С лица мага не сходила странная улыбка. Вроде дружелюбная, но не предвещающая ничего хорошего. Как у голодной жабы, смотрящей на подлетающего мотылька.

— Я так рад, что ты здесь, — вдруг сказал он. — Не морщись, Имриш, я сейчас вполне искренен. Теперь мы хоть сможем нормально поговорить.

— О чем? — Я устало протерла глаза. — О том, как ты бездушно моих коллег порешал? О твоих чудных перевоплощениях? Или о том, как моя мать умирала мучительной смертью в каком-нибудь подвале для пыток, где ты ее держал после похищения?
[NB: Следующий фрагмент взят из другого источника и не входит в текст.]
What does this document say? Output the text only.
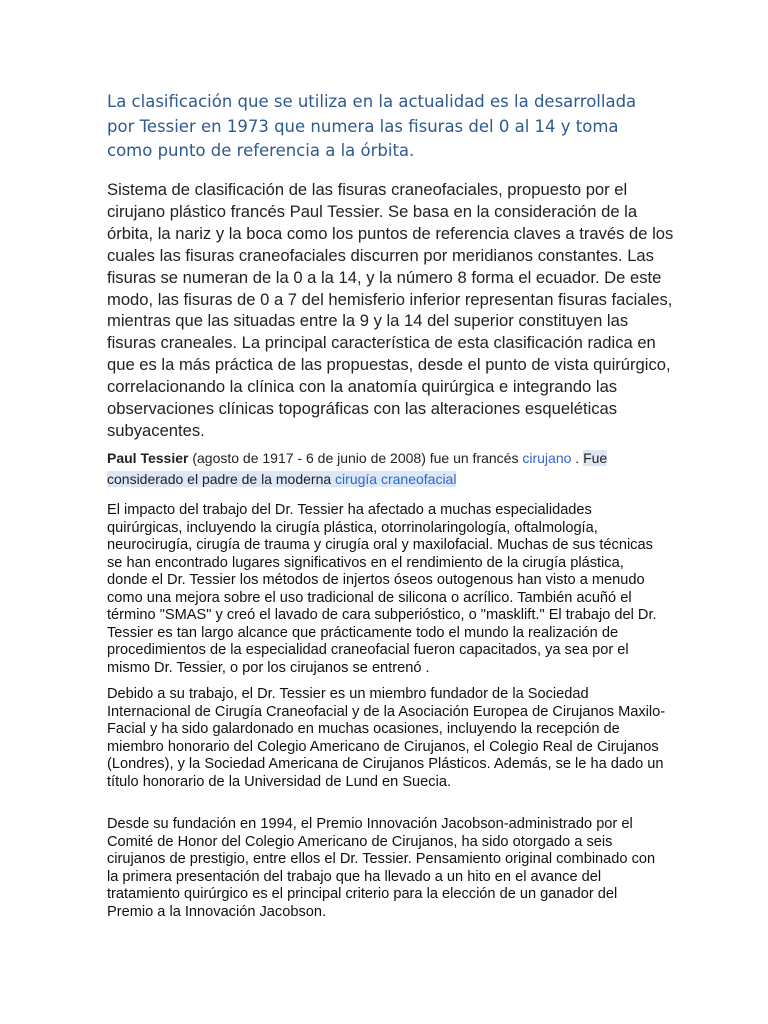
La clasificación que se utiliza en la actualidad es la desarrollada por Tessier en 1973 que numera las fisuras del 0 al 14 y toma como punto de referencia a la órbita.

Sistema de clasificación de las fisuras craneofaciales, propuesto por el cirujano plástico francés Paul Tessier. Se basa en la consideración de la órbita, la nariz y la boca como los puntos de referencia claves a través de los cuales las fisuras craneofaciales discurren por meridianos constantes. Las fisuras se numeran de la 0 a la 14, y la número 8 forma el ecuador. De este modo, las fisuras de 0 a 7 del hemisferio inferior representan fisuras faciales, mientras que las situadas entre la 9 y la 14 del superior constituyen las fisuras craneales. La principal característica de esta clasificación radica en que es la más práctica de las propuestas, desde el punto de vista quirúrgico, correlacionando la clínica con la anatomía quirúrgica e integrando las observaciones clínicas topográficas con las alteraciones esqueléticas subyacentes.

Paul Tessier (agosto de 1917 - 6 de junio de 2008) fue un francés cirujano . Fue considerado el padre de la moderna cirugía craneofacial

El impacto del trabajo del Dr. Tessier ha afectado a muchas especialidades quirúrgicas, incluyendo la cirugía plástica, otorrinolaringología, oftalmología, neurocirugía, cirugía de trauma y cirugía oral y maxilofacial. Muchas de sus técnicas se han encontrado lugares significativos en el rendimiento de la cirugía plástica, donde el Dr. Tessier los métodos de injertos óseos outogenous han visto a menudo como una mejora sobre el uso tradicional de silicona o acrílico. También acuñó el término "SMAS" y creó el lavado de cara subperióstico, o "masklift." El trabajo del Dr. Tessier es tan largo alcance que prácticamente todo el mundo la realización de procedimientos de la especialidad craneofacial fueron capacitados, ya sea por el mismo Dr. Tessier, o por los cirujanos se entrenó .

Debido a su trabajo, el Dr. Tessier es un miembro fundador de la Sociedad Internacional de Cirugía Craneofacial y de la Asociación Europea de Cirujanos Maxilo-Facial y ha sido galardonado en muchas ocasiones, incluyendo la recepción de miembro honorario del Colegio Americano de Cirujanos, el Colegio Real de Cirujanos (Londres), y la Sociedad Americana de Cirujanos Plásticos. Además, se le ha dado un título honorario de la Universidad de Lund en Suecia.

Desde su fundación en 1994, el Premio Innovación Jacobson-administrado por el Comité de Honor del Colegio Americano de Cirujanos, ha sido otorgado a seis cirujanos de prestigio, entre ellos el Dr. Tessier. Pensamiento original combinado con la primera presentación del trabajo que ha llevado a un hito en el avance del tratamiento quirúrgico es el principal criterio para la elección de un ganador del Premio a la Innovación Jacobson.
— Ну у тебя и фантазия, Имриш. — В мягком голосе Тамзина проскользнула обида. — Я не настолько плох, как ты обо мне думаешь.
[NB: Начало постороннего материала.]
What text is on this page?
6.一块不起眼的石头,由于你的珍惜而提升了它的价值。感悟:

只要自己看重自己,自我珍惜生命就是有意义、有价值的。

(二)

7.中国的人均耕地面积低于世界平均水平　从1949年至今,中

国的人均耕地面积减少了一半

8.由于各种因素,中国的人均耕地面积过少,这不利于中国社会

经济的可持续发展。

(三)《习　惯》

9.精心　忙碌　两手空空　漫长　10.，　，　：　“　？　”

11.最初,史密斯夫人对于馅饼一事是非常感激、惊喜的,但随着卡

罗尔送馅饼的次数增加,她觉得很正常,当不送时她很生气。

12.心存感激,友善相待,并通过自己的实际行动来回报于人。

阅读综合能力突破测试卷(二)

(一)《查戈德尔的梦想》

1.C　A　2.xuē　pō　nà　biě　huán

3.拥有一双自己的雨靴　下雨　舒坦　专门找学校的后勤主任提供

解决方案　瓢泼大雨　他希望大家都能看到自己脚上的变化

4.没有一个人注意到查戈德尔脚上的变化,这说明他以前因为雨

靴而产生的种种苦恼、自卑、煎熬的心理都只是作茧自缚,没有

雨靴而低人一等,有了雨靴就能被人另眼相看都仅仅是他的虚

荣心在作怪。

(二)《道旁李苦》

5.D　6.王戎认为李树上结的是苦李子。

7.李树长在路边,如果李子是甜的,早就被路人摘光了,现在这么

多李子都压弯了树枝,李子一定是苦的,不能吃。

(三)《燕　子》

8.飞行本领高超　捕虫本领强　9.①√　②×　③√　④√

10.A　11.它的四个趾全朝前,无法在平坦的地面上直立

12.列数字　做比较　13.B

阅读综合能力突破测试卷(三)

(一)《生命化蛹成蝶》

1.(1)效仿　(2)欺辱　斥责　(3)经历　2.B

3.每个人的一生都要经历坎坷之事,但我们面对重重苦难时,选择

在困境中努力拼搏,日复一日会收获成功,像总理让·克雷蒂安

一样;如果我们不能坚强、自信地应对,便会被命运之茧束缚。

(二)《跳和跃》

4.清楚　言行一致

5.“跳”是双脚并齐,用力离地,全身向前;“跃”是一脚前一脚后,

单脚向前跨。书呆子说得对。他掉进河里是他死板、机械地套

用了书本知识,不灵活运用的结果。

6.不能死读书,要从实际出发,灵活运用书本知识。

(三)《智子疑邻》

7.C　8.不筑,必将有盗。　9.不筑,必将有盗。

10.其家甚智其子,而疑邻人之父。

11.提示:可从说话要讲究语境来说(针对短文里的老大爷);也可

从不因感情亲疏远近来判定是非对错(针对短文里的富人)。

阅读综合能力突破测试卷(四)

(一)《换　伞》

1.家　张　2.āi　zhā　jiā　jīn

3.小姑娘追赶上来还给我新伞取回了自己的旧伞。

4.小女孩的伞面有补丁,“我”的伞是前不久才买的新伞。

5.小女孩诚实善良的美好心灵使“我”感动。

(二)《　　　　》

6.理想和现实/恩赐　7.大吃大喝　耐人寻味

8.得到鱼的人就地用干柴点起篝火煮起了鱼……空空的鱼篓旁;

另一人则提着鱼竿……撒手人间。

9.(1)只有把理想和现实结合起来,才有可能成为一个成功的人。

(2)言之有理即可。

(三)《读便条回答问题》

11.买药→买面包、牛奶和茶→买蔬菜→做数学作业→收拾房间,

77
— Не настолько? Серьезно? Может, еще хуже? — Наверное, произнося это, я не полностью отдавала себе отчет о происходящем. И только когда закрыла рот, резко осознала, что сейчас не в том положении, чтобы грубить. Потому что в одно мгновение из «гостьи» Тамзин мог без всякой магии превратить меня либо в заложницу, либо в хладный труп.

Я с опаской взглянула на него, но он все продолжал улыбаться. Темные пряди волос свисали на лицо. Серые глаза отражали мягкий свет настольной лампы.

— Если на то пошло, то давай начнем с твоих коллег. Их я убивал не бездушно, а с душой. И на то были веские причины.

— Из-за статьи Мэл, которую ты тоже истребил?

— Не совсем. — Тамзин поднес кружку к губам, но тут же ее отдернул, округлив глаза, как сова на его кофте. — Боги, какой же я неосмотрительный. Прости, Имриш, у меня редко бывают гости, так что я порою забываю о правилах хорошего тона. — Он встал и сделал пару шагов к холодильнику. — Держи. — С этими словами маг достал банку грейпфрутового пива и поставил на тумбу у кровати. — Это взамен того, испорченного. Ты вроде говорила, что я тебе должен.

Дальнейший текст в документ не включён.